Doppler Wobble

The radial velocities for stars caused by planets orbiting around them are typically measured using the Doppler shift of spectral lines. The technique is sometimes called the Doppler wobble method, since it uses the Doppler shift to detect a tiny wobbling motion of the parent star caused by the gravity of the unseen planet.

An Example: 51 Pegasi
The following figure shows the shift in radial velocity observed for the star 51 Pegasi.

In this plot the average radial velocity of 51 Pegasi relative to us has been subtracted. The oscillation around a radial velocity of zero then represents some additional motion superposed on its average motion. This periodic variation is interpreted as the effect of a planet revolving around 51 Pegasi, pulling it first away from us and then toward us with a period of about 4 days. Quantitative analysis of this data indicates that the unseen companion has approximately the mass of Jupiter.

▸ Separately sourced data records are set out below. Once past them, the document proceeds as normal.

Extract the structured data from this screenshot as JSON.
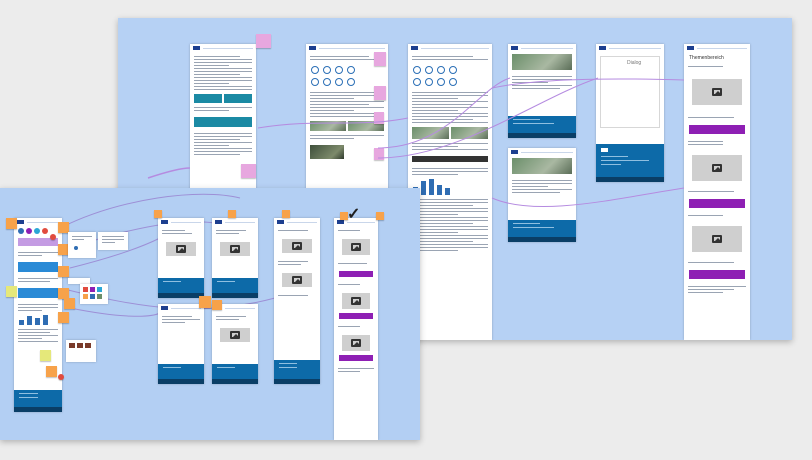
{
  "canvas": {
    "background": "#ececec",
    "board_color": "#b6d1f4",
    "accent_purple": "#8e1fb4",
    "footer_blue": "#0d6aa8",
    "sticky_orange": "#f7a24a",
    "sticky_pink": "#e7a7df",
    "connector_color": "#b58be0"
  },
  "top_board": {
    "dialog_frame": {
      "header_text": "Dialog"
    },
    "section_heading": "Themenbereich",
    "checkmark": "✓"
  },
  "icons": {
    "image_placeholder": "image-placeholder-icon",
    "checkmark": "checkmark-icon"
  }
}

Precision of the Measurements
Measurements to detect extrasolar planets typically require that variations in the radial velocity of order 10 meters per second be detected relative to an average radial velocity that is often 10-100 kilometers per second (in the above example, the shift in radial velocity is about plus or minus 50 meters per second, which is relatively large). For example, the wobble of the Sun's motion because of the gravitational influence of Jupiter as seen by an observer thirty light years away corresponds to a circular motion on the sky of diameter around 0.001 arc seconds. This is a remarkably small effect (see the right panel). It would correspond to a periodic Doppler shift, first toward and then away from the observer, of no more than 13 meters per second.